La otra madre tenía mejor aspecto que nunca: sus mejillas lucían un ligero colorete y los cabellos ondeaban como si fuesen serpientes perezosas en un día de calor. Parecía que acababa de sacar brillo a sus ojos de botones negros.
Atravesó el espejo, como quien se abre paso entre las aguas, y miró a Coraline. Después de abrir la puerta con la llavecita de plata, la tomó en brazos, al igual que hacía su verdadera madre cuando era muy pequeña, y meció a la niña semidormida como si fuese un bebé.

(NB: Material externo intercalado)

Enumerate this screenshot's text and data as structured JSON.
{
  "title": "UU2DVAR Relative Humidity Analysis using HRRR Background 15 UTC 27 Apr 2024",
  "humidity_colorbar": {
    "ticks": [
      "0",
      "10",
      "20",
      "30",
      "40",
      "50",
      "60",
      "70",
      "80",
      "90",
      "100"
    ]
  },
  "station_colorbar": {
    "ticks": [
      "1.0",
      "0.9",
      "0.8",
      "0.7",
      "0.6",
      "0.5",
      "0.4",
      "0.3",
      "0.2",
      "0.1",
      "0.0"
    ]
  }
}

La otra madre llevó a Coraline a la cocina y la depositó con mucho cuidado sobre la mesa.
Coraline intentó despertarse: tenía la vaga idea de que la habían abrazado y acariciado, y quería más, hasta que se dio cuenta de dónde y con quién estaba.
—No pasa nada, Coraline, cariño mío —dijo la otra madre—. Te he sacado del armario. Necesitabas una lección, pero sabemos templar la justicia con la misericordia. Odiamos el pecado, pero amamos al pecador. Has de ser una niña buena que quiere a su madre, así que sé obediente y habla con educación, y nos entenderemos perfectamente y nos querremos como debe ser.
Coraline se frotó los ojos para disipar las telarañas del sueño.
—Hay más niños allí —dijo—, muy viejos, de hace mucho tiempo.
—¿Allí dónde? —le preguntó la otra madre. Parecía muy ajetreada entre las cazuelas y el frigorífico, del que sacó huevos, queso, mantequilla y un paquete de rosadas lonchas de beicon.
—Allí, donde estaba —contestó Coraline—. Creo que pretendes convertirme en uno de ellos, en una concha muerta.
La otra madre sonrió amablemente. Con una mano echó los huevos en un cuenco, y con la otra los removió y los batió. Luego, en una sartén puso una porción de mantequilla, que burbujeó y dio vueltas al añadir finas lonchas de queso. A continuación, echó la mezcla de mantequilla y queso sobre los huevos batidos, y la removió bien.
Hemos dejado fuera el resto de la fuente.